Credit Karma offers free credit reports from two of the major credit bureaus, TransUnion® and Equifax®. You can dispute an erroneous late payment on your TransUnion credit report using Credit Karma’s Direct Dispute™ feature. To start, simply click on the account with the error and look for Direct Dispute™ in the details of the account.
Next steps: How to avoid late payments
Avoiding late payments can be easy if you set up a plan and have the resources to cover your expenses. One tactic you can use is set up automatic payments to pay the minimum amount due each month so you will never be late.
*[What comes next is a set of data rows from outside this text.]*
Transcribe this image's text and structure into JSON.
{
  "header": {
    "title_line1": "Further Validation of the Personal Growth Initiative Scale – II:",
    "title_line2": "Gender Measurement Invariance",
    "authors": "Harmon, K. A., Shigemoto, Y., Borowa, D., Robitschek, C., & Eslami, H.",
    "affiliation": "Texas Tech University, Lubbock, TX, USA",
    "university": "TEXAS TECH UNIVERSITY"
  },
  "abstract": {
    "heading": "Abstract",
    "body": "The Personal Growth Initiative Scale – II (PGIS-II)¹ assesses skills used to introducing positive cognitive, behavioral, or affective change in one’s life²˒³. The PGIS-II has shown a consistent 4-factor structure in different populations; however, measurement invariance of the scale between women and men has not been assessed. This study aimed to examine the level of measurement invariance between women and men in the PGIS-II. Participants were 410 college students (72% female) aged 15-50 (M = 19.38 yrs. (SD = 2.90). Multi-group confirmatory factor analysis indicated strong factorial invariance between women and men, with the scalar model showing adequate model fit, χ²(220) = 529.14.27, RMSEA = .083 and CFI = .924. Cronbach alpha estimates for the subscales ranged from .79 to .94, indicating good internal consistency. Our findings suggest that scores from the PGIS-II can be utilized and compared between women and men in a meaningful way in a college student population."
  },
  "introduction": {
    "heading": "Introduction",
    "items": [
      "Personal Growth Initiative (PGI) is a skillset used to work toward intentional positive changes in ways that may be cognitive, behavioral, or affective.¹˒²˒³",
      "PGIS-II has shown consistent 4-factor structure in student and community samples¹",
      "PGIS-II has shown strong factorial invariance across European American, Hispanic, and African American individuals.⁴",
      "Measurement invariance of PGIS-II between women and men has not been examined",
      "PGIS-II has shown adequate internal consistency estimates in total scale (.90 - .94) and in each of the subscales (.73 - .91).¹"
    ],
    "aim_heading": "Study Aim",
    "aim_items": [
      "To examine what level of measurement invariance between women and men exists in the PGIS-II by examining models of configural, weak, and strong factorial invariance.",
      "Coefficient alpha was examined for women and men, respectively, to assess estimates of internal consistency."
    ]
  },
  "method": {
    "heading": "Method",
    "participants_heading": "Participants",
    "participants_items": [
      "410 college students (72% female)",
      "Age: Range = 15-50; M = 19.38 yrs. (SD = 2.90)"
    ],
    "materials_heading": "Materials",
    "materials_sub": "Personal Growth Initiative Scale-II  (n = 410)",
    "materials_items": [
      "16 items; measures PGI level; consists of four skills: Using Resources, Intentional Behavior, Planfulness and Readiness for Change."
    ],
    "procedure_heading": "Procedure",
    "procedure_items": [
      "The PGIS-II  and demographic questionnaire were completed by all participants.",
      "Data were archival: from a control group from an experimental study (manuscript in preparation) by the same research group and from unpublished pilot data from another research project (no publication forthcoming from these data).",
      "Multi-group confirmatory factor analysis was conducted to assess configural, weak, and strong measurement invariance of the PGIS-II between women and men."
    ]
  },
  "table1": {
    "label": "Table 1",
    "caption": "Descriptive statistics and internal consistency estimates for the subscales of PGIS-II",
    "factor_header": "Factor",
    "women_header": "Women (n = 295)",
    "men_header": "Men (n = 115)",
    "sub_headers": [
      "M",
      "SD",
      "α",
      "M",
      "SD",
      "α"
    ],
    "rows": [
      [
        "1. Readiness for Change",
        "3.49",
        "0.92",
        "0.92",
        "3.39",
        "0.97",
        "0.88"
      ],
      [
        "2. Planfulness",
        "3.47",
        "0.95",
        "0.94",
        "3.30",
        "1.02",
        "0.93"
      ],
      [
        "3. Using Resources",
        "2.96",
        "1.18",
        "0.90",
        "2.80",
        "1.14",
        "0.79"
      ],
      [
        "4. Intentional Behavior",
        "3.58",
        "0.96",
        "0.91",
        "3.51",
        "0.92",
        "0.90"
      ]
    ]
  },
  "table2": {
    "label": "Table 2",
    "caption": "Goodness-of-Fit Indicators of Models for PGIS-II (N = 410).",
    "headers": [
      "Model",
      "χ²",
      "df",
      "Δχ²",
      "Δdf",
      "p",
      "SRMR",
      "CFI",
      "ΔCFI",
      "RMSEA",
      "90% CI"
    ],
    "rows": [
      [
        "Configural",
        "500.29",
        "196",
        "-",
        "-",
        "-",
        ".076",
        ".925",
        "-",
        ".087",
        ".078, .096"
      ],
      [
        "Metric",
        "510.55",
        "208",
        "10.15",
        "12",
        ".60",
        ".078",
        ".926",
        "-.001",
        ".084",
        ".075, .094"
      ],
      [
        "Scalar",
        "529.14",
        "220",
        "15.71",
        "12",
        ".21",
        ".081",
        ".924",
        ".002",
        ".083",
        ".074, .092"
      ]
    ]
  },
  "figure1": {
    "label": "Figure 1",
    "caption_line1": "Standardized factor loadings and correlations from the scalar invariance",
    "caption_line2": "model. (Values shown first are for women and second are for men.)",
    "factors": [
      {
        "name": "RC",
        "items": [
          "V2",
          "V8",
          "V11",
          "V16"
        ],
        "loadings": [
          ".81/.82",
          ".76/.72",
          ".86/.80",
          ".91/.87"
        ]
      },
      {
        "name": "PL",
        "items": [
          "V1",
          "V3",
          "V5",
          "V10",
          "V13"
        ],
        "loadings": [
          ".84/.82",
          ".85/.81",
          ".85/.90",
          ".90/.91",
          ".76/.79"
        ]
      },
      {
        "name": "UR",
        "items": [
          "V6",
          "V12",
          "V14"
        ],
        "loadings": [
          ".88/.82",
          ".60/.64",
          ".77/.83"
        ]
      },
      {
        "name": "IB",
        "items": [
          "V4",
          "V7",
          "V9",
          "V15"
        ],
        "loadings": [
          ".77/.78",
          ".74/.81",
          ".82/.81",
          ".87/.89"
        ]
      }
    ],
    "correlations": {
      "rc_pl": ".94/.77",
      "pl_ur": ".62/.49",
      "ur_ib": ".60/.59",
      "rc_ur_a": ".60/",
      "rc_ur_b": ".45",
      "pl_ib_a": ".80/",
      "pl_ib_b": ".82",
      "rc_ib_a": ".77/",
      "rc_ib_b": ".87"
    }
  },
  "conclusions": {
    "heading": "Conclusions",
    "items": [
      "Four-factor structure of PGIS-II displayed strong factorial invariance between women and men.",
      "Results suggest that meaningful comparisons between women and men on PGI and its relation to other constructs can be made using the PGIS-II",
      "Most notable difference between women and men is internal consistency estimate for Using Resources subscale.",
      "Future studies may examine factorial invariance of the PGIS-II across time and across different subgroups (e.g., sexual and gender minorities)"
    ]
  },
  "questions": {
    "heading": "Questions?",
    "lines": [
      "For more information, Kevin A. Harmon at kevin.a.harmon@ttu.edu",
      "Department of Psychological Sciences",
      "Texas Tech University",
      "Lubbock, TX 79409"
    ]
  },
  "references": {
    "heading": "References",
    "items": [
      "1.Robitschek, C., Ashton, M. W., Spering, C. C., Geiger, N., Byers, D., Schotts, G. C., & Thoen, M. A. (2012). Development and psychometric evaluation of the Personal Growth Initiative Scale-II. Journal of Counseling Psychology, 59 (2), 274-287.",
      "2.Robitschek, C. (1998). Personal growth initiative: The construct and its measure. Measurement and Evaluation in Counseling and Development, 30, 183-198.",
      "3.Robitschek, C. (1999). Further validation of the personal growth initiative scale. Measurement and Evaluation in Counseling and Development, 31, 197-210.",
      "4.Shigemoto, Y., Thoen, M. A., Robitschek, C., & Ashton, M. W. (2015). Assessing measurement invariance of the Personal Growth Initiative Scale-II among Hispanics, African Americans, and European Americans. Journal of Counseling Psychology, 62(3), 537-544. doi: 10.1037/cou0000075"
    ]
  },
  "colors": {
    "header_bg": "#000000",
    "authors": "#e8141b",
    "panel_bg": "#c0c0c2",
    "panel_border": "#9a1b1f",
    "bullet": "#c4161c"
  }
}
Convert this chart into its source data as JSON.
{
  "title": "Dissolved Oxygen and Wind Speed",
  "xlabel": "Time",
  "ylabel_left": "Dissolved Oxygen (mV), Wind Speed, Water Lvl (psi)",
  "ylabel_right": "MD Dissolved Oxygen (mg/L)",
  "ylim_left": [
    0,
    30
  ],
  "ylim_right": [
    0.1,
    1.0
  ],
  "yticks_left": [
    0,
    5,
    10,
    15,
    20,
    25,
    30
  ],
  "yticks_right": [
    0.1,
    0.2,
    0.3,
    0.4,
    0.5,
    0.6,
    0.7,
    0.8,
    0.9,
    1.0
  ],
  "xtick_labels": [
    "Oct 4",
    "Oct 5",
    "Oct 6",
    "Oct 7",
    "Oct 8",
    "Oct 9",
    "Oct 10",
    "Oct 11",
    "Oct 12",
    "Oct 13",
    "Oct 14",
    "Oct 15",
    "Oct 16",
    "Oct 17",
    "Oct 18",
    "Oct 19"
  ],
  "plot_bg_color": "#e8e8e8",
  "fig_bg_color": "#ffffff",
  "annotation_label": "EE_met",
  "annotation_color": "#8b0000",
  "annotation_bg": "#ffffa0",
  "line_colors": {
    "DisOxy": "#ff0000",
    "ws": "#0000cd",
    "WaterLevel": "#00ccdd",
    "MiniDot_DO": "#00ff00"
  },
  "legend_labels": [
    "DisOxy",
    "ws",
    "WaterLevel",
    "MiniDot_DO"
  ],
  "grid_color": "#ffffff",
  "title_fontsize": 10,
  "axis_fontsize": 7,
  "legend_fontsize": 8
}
You can always opt to pay an additional amount at any time.
Of course, not everyone likes having automatic payments taken out of their bank accounts. If that’s not your style, you can simply open your favorite calendar app and set recurring reminders to pay each bill before the due date. Just don’t forget to add a reminder each time you open a new account or when your payment date changes.
Another way to reduce the possibility of missing a payment is reducing the number of bills you pay each month.
Rather than juggle multiple credit card payments each month, you may want to explore whether a balance transfer credit card could help you consolidate high-interest credit card debt into a single card with a single bill. Alternatively, if a balance transfer credit card isn’t the right choice for your situation, a personal loan may be an option to help lower your overall debt’s interest rate and consolidate your bills into a single payment. In the end, you’ll have fewer payments to keep track of each month — and you may even reduce how long it will take to repay your debt.